(75g) Uncovering How RNA Molecules ‘Make Decisions’ on the Fly: Towards Understanding and Engineering Cotranscriptional RNA Folding | AIChE

(75g) Uncovering How RNA Molecules ‘Make Decisions’ on the Fly: Towards Understanding and Engineering Cotranscriptional RNA Folding

Authors 

Lucks, J. B. - Presenter, Northwestern University
RNAs are emerging as a powerful substrate for engineering gene expression and cellular behavior since they are now known to control almost all aspects of gene expression. As with all biomolecules, RNA function is intimately related to its structure, since RNA can adopt structures that selectively modulate gene expression. Central questions in biology and bioengineering then are: How do RNAs fold inside cells?; and How can we engineer these folds to control gene expression? In this talk, I will present our work at the interface of these two questions and share results that are beginning to uncover design principles for understanding natural RNAs and engineering RNAs for an array of applications.

I will start by presenting our work on engineering RNA molecular switches that control transcription.

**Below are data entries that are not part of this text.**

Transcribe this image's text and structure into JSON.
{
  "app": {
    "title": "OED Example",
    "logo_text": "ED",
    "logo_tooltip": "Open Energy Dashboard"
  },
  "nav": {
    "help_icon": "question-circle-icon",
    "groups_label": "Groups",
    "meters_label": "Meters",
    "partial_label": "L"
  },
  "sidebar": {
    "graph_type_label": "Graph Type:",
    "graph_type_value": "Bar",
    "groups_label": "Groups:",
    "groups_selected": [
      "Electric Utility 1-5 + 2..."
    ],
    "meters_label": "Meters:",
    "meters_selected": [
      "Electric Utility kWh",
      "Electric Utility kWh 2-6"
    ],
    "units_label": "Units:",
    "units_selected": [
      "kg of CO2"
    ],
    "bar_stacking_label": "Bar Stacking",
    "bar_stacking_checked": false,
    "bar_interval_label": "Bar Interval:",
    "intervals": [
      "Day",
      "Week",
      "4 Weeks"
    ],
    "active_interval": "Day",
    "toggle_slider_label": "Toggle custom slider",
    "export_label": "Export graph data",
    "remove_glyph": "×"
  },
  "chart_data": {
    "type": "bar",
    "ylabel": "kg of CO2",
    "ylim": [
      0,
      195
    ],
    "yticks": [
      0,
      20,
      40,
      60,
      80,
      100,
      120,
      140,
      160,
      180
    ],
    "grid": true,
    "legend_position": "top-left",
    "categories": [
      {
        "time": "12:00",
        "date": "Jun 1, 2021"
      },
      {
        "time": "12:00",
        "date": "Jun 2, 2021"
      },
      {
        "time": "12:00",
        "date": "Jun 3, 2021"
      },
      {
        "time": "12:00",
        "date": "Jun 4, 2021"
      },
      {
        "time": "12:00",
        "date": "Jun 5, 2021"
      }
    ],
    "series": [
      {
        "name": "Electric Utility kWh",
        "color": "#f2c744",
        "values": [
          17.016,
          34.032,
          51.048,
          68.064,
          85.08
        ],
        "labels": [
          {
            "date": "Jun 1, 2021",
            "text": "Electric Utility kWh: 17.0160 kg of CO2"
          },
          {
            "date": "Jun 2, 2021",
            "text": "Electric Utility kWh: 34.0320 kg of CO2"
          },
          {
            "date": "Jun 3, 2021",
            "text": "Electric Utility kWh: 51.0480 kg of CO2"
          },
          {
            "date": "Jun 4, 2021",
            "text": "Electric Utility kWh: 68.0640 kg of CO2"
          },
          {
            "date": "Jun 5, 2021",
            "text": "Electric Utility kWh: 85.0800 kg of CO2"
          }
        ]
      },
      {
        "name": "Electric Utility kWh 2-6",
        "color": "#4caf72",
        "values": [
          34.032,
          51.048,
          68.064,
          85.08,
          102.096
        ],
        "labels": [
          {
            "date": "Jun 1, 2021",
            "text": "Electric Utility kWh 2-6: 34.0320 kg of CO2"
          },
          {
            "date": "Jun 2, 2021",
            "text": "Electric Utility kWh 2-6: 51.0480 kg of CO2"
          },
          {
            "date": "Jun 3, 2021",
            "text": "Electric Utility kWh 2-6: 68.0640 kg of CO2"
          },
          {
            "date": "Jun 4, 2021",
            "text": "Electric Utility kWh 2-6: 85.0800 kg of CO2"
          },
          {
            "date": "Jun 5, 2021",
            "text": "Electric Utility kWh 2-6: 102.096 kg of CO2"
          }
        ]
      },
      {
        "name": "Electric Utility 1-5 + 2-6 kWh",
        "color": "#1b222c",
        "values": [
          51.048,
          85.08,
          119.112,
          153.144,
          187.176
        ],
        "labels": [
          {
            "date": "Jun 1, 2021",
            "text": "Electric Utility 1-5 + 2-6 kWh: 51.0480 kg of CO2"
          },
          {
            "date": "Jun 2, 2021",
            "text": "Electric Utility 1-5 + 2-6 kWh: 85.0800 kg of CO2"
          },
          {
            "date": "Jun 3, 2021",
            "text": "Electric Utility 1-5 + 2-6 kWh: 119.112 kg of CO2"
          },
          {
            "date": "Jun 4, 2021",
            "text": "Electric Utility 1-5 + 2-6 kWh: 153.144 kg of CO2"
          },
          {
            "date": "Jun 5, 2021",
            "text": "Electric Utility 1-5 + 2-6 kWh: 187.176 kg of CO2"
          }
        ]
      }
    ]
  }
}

The desire to uncover design principles for engineering these RNAs motivates our development of SHAPE-Seq, a technology that couples chemical probing with next-generation sequencing and that helps characterize RNA structures on an ‘omics’ scale. I will then describe our exciting recent developments in using SHAPE-Seq to help break open one of the frontiers of RNA structure function relationships by uncovering at nucleotide resolution how RNAs fold cotranscriptionally. Specifically, I will highlight new data on uncovering the ligand-dependent folding pathways of riboswitches, and how we are beginning to use these datasets to computationally reconstruct cotranscriptional folding pathways. This new ability is allowing us to ask deep questions about how RNA molecules make regulatory decisions ‘on the fly’ during the dynamic process of transcription. By probing the fundamental processes of RNA folding and function, these studies are expected to greatly aid RNA engineering.